Like most students leaving a doctoral program, Joe Nelson is ready to enter the job market next year. Nelson hopes to find a position teaching at a university.
But a study from the American Academy of Arts and Sciences shows a decline in open positions for those with humanities doctorates.
Data released in August by the Humanities Indicators, a project of the American Academy of Arts and Sciences, show the number of students receiving humanities degrees is steadily rising as the number of job opportunities fall.
This steady increase in humanities doctorates started in the early 2000s, and job openings haven’t improved since a sharp drop in 2008 after the recession.
Robert Townsend, co-director of the Humanities Indicators, said the project works to track the health of the humanities fields, and they do this partly by tracking the number of job postings for humanities graduates.
“The jobs that we’re seeing reduced are almost entirely academic jobs. So many of our Ph.D.s are trained for academic jobs,” Townsend said. “Humanities Ph.D.s are … uniquely focused on academia as the place where they need to get their jobs, so that’s why those numbers and the decline recently are such a concern.”

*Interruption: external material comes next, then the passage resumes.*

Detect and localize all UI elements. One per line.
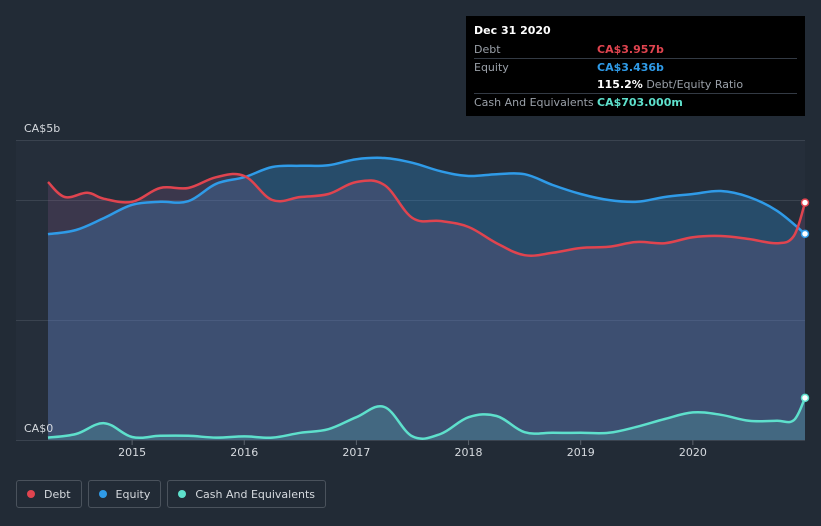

Joe Nelson, a former opera singer and fourth-year musicology student, has worked in music for more than a decade and is no stranger to job uncertainty.

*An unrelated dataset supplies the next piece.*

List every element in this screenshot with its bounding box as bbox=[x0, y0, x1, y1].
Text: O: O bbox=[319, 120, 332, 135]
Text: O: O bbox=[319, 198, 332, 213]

“I think most of us who go into a Ph.D. program in the humanities are very aware of how scarce the jobs are,” he said. “They’ve always been scarce.”
Nelson said he thinks adjunct professors are being used to teach core classes rather than tenured professors, reducing the number of open positions for students with a doctorate seeking a tenured position.
He said another contributing factor to decreasing job openings is the focus on science and technology over the humanities.
“We can’t forget how essential the humanities are for developing critical thinking skills,” Nelson said. “The humanities are necessary to explain things and to theorize and develop nuanced answers to problems — data in itself can’t do that.”
Townsend said the decline likely has to do with both the economy and that fewer members of academia are currently approaching retirement age.
He said a timing disconnect factors into the rise in humanities degrees, since doctorate students are in school for eight years on average.
“The job market was really good eight years ago and it’s partially just a function of the recession,” Townsend said.
Nelson said while job opportunities may be harder to find, he doesn’t believe the current situation to be a lasting one.
“Those numbers fluctuate. While we are in a downward trend right now, that’s not necessarily a permanent state of affairs,” Nelson said. “I think that at the moment there has been an increasing awareness in the public of the importance of the humanities. The humanities aren’t obsolete.”